This week has been an interesting one so far. I’ve been trying to take these mood enhancers that I had fallen out of the habit of taking on a daily basis. According to my wife it makes a huge difference when I am taking them, versus when I am not. However on Wednesday night they caused me to more or less forget that I had a raid to attend. I was sitting there happily on the sofa watching Daredevil Season 2 and screwing around in Destiny through the official remote play application… and next thing I know around 9pm I check into Slack and realize that I had completely blown off the Wednesday night WoW Raid thing. Thankfully they were able to make it work without me, which is awesome… but I was otherwise completely oblivious to having anything going on that night. Like in the back of my head there was a vague feeling that I was supposed to be doing something, but I was so chill that apparently I never actually acted upon that thought. I partially blame Daredevil because really, this season so far has been enthralling. I only started watching it Wednesday night because our cable box was uncooperative, and I couldn’t seem to get anything else up on the screen.
I’ve been feeling generally disconnected from the world, and my hope is that the happy pills will help to curb that instinct and allow me to actually participate in it again. I’m not even certain what caused me to stop taking them, other than one day I simply forgot… and the next day I forgot… and so on until I was out of the habit. I’ve had quite a bit of work stress lately, combined with the stress of all of the home renovation “change” has kinda pushed me into another funk. After a sequence of bad mental health days, I came to the realization that I really should be taking them again. When I am not doing great, I tend to throw up this wall and paint a happy face on it… then duck behind it hoping the world will go away. I realize this is largely a defense mechanism, but it feels so much safer behind the wall than out in front of it interacting openly. Everything feels like it is buzzing past so fast that I can’t really grasp what is going on, or who is attempting to interact. So when I am sitting in this mode I spend a lot of time staring at things, without actually understanding what I am looking at or how it actually relates to me. One of the things I have tried to do with this blog is be pretty open about whatever is going on with me… even if it is the not so great stuff.
Warlock vs Oryx
Through the course of playing Destiny I managed to push all three classes to 40, but some of them get a lot less use. Namely my Warlock has kinda become the unloved child of the bunch, because no matter how much I try… I never can seem to get the hang of their damned jump. It always feels like a much less useful version of the Titan jump. Hunter makes perfect sense… they have triple or quadruple jump depending on if you have the Bones of Eao equipped. Warlock jump however never seems to do the thing I want it to do when I want it to do it. However lately thanks to the magic of the Remote Play application I have been poking around on that character, because in the grand scheme of things… it has the least impact on my other activities. The problem is that I really have not done much questing. I ground my way to 40 through the various patrol missions and had not even completed the Taken King content. So last night I decided to pick up where I had left off in that quest chain, which turns out about four quests from the end of it. This was a big nuisance since anytime I got one of those ever so lucrative “Patrol the Dreadnaught” bounties, I couldn’t actually do that… and would end up having to complete a story mission to get kill credit. Over the course of the night however I managed to finish the main story arc of the Taken King and it is ridiculously easy when you are sitting at 292 light.

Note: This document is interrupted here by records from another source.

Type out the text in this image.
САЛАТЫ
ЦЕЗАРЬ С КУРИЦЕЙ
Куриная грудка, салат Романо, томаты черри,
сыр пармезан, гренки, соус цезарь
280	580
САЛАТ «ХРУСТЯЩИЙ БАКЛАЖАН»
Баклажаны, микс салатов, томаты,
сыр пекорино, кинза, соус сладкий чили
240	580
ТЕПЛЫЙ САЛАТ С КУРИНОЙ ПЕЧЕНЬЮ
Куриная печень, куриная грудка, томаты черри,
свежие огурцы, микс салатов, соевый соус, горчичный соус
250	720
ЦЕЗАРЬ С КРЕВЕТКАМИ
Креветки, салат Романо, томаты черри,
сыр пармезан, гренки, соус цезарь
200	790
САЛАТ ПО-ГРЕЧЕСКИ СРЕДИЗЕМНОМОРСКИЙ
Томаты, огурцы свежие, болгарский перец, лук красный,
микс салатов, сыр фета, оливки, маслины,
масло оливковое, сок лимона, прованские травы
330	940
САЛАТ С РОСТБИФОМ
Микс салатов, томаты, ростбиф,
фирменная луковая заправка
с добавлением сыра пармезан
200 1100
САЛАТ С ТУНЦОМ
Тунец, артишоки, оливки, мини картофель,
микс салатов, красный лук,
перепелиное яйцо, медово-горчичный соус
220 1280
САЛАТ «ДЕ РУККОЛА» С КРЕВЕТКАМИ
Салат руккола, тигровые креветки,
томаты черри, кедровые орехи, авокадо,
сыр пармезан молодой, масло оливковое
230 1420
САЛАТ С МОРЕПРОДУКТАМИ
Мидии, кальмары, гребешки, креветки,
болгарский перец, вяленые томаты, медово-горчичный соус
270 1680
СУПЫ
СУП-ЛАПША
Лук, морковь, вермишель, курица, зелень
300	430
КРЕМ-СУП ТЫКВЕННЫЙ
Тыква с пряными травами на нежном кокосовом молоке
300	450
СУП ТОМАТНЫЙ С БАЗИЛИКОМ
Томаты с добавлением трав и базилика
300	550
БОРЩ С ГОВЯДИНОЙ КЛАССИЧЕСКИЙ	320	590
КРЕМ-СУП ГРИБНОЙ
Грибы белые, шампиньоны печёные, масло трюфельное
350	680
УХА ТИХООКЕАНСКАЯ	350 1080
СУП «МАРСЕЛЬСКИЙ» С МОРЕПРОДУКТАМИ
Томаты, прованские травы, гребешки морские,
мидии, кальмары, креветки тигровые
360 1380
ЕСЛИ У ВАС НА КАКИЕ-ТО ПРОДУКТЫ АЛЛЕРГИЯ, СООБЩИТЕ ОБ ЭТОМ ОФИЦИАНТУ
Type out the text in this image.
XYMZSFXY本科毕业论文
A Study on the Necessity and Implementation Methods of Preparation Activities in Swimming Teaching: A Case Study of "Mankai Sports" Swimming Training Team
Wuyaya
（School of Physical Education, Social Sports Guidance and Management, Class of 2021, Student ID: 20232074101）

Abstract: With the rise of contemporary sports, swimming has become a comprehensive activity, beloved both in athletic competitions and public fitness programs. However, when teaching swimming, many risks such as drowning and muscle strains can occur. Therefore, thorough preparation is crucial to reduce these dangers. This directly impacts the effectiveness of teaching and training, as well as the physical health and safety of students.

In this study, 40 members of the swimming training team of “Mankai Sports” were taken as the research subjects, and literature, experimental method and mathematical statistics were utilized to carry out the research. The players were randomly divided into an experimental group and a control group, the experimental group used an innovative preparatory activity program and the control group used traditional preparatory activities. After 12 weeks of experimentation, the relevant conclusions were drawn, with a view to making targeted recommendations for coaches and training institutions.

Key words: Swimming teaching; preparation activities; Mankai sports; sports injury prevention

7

Also while doing stuff on the Warlock, I decided to go ahead and do the Stormcaller quest chain so that I could unlock that class. I have to say having done all of them now, this one was probably my favorite. I loved the whole “taming the storm” aspect of the quest because it really seems to it the class as a whole. Now unfortunately I need to just do a bunch of leveling to top off my various subclasses. I have all three maxed on the Titan, but for the others… I have Nightstalker on the Hunter maxed, and absolutely none of the Warlock classes maxed with Sunsinger being the closest since I figured the whole self rez thing would be the most needed like a Titan bubble. I wish there were versions of the mark/bond/cloak that increased leveling for classes other than the ones added with Taken King. Even if you had to do some sort of a quest to earn them, it would be a welcome addition for anyone trying to top off all three classes. The only problem with running Strikes/Crucible to level is that I feel like I am not entirely effective because I am missing large chunks of my abilities. So instead I just end up running bounties and screwing around in the patrol missions which seems like the slowest way to level sub classes. However all of this is great “playing from the couch on the remote play app” fodder so it will probably see a lot more screen time than it previously did. Before the ability to reliably play remotely, the only time I was really playing Destiny was to go do group activities. Now I can do a lot of solo questing from the comfort of the living room and it is making me play catch up on all of those things I largely ignored.